The story is similar using the stand-alone version of cuda-memcheck - under 3.2 no problems, under 4.0rc2 I see this:
avidday@cuda:~/build/felib4.0/cuda$ cuda-memcheck ./cholf
========= CUDA-MEMCHECK
N = 20000, hband = 1500, blocksize = 32
========= Error: process didn't terminate successfully
========= ERROR SUMMARY: 0 errors
Running the same code in the profiler with all of the profiling options selected, the first run of the code runs to completion, while the next repetition fails:
=== Start profiling for session 'Session1' ===
Start program '/home/avidday/build/felib4.0/cuda/cholf ' run #1 ...

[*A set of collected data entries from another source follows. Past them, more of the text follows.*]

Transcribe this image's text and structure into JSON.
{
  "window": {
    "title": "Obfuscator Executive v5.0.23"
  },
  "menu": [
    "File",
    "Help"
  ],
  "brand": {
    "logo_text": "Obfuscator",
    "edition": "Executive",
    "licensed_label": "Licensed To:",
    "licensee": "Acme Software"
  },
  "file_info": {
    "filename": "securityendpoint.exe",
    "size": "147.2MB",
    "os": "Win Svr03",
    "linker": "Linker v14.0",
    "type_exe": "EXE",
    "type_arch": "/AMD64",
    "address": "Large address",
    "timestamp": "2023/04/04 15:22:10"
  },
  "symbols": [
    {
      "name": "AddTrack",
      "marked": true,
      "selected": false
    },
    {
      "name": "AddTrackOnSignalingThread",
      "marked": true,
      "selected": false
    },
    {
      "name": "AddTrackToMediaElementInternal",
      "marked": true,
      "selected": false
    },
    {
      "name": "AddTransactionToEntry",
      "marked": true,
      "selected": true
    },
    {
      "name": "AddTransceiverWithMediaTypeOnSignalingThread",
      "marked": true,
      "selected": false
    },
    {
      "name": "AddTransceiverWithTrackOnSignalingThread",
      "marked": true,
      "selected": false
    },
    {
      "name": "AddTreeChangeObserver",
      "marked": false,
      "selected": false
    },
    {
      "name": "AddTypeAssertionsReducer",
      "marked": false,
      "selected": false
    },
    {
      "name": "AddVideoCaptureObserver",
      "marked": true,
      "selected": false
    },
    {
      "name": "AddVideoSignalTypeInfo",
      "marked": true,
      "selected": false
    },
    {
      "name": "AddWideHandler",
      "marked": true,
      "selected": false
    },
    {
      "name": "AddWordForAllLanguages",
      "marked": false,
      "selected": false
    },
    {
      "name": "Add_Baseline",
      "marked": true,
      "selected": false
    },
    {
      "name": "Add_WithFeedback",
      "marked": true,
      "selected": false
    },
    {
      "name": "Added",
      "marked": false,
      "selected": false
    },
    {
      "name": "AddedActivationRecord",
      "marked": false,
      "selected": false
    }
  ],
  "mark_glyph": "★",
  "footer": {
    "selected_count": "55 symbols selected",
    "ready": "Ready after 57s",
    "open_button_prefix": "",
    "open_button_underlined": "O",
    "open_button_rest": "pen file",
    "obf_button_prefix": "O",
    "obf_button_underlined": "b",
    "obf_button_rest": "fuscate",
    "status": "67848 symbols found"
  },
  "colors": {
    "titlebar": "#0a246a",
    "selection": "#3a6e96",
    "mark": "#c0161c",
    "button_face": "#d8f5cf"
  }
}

N = 20000, hband = 1500, blocksize = 32
gpu solution time = 0.780827
cpu lapack solution time = 3.280818
Program run #1 completed.
Start program '/home/avidday/build/felib4.0/cuda/cholf ' run #2 ...
N = 20000, hband = 1500, blocksize = 32
unspecified launch failure choleskygpu.cuh line 204
Program run #2 failed, exit code: 252
Error in program execution.
I can run the code outside the profiler continuously for hours without any errors - it only seems to fail when some types of external instrumentation or profiling is turned on.
Has anyone else seen anything like this? (All examples are done on 64 bit Ubuntu 10.04LTS with the 270.40 development driver running on a compute dedicated GTX470).